Landreform: Südafrika bestellt US-Diplomaten ein

Nach einem Tweet von US-Präsident Donald Trump zur umstrittenen Landreform in Südafrika hat das dortige Außenministerium den Geschäftsträger der US-Botschaft einbestellt. Südafrika plant, weiße Farmer zu enteignen.

Südafrika Attacken auf weiße Farmer (Getty Images/AFP/G. Khan)

Droht ihm die Enteignung? Farmer Piet Swanepoel auf seinem Besitz in der Provinz Limpopo in Südafrika

Außenministerin Hon Lindiwe Sisulu wollte die Unzufriedenheit der Regierung und Bevölkerung über den "auf falschen Informationen basierenden Tweet" des US-Präsidenten zum Ausdruck bringen, hieß es in einer veröffentlichten Mitteilung des Ministeriums bei Facebook. Trumps Tweet sei durch südafrikanische Lobbyisten beeinflusst worden, welche die Landreform zum Scheitern bringen wollten, hieß es vom südafrikanischen Außenministerium.
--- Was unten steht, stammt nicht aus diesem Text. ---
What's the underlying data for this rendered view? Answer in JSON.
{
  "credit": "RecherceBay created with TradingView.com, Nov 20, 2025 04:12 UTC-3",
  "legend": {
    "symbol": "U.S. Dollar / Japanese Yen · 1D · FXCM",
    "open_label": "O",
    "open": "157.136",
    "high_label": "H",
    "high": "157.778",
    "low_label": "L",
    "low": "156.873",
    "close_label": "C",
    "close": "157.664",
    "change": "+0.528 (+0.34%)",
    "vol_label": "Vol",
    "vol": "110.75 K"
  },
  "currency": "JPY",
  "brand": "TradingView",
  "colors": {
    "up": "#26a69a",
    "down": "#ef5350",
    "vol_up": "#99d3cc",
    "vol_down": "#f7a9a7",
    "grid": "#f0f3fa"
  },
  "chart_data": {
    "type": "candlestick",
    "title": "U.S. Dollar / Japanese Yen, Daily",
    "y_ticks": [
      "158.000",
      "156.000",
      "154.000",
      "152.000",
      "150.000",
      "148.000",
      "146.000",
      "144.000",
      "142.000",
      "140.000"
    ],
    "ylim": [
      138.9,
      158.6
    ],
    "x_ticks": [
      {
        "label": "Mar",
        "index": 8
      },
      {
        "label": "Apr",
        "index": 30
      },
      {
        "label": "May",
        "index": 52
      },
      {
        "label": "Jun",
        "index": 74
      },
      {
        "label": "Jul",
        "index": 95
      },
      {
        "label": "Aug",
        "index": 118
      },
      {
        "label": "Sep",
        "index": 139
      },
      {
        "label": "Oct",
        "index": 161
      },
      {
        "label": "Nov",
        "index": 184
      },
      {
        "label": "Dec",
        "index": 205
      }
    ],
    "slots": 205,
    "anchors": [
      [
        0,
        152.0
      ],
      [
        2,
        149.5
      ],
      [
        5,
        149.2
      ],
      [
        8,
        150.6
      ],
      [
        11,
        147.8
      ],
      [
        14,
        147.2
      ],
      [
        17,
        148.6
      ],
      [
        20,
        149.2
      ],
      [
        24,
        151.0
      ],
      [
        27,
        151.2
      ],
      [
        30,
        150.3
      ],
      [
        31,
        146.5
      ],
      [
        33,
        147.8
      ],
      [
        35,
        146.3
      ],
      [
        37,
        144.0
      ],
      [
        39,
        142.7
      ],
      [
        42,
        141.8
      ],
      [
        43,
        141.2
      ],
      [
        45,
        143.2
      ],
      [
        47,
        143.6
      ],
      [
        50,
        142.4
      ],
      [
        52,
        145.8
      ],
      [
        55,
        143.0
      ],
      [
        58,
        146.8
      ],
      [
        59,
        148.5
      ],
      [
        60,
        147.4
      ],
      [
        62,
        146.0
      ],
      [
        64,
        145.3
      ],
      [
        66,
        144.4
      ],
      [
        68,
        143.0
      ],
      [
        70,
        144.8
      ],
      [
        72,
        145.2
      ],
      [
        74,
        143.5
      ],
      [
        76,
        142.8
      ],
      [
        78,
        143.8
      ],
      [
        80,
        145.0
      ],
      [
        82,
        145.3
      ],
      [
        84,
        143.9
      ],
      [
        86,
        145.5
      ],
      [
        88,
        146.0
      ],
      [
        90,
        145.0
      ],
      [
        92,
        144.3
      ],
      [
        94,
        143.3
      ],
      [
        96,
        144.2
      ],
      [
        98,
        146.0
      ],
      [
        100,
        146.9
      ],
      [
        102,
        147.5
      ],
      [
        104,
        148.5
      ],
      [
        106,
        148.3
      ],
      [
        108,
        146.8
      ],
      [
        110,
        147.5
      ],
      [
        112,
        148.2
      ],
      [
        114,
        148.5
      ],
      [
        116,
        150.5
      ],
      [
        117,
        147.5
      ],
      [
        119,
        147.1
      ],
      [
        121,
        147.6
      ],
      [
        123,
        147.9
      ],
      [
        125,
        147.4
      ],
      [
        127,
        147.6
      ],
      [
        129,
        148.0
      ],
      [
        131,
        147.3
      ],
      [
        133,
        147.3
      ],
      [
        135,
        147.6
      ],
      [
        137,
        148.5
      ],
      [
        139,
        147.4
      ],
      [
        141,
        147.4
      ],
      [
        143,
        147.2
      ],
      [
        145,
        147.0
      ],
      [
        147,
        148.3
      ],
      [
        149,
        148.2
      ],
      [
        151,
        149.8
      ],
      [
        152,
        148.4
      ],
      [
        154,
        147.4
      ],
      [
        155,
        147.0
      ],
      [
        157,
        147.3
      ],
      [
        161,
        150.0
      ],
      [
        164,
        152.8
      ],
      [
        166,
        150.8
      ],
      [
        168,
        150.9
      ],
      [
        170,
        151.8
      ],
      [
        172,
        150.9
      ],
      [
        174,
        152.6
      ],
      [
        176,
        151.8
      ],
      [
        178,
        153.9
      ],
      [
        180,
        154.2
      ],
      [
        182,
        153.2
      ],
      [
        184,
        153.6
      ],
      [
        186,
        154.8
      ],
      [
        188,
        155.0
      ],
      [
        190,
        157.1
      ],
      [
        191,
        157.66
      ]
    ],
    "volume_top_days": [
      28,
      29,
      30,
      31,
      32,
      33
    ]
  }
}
Der Geschäftsträger der US-Botschaft sei informiert worden, dass Pretoria "enttäuscht" über die unterlassene Nutzung vorhandener diplomatischer Kanäle sei.

Südafrika Außenministerin Lindiwe Nonceba Sisulu (Imago/Zumapress/L. Rampelotto)

Verbittet sich Trumps Einmischung: Südafrikas Außenministerin Lindiwe Nonceba Sisulu

Trump hatte sich per Twitter in die Debatte über die umstrittene Landreform in Südafrika eingemischt. Er habe Außenminister Mike Pompeo angewiesen, Enteignungen von Bauern und Beschlagnahmungen landwirtschaftlicher Betriebe sowie die "großangelegte Tötung von Farmern" in Südafrika genau zu beobachten, twitterte er.

Kurz zuvor hatte der konservative und Trump nahe stehende Sender Fox News einen Bericht über Enteignungen von weißen Landwirten ausgestrahlt. Moderator Tucker Carlson bezeichnete die mehrheitlich schwarze Regierung Südafrikas darin als "rassistisch".

Weiße dominieren Landwirtschaft

In Südafrika machen Weiße ungefähr 10 Prozent der Bevölkerung aus, aber knapp ein Vierteljahrhundert nach dem Ende des rassistischen Apartheid-Regimes gehört ihnen immer noch etwa 72 Prozent des landwirtschaftlich genutzten Landes. Schwarzen war der Landbesitz während der Apartheid-Jahre verboten.

Die Sprecherin des US-Außenministeriums, Heather Nauert, sagte, die Vereinigten Staaten seien der Ansicht, dass eine entschädigungslose Landbeschlagnahme in Südafrika das Land auf einen falschen Weg bringen würde.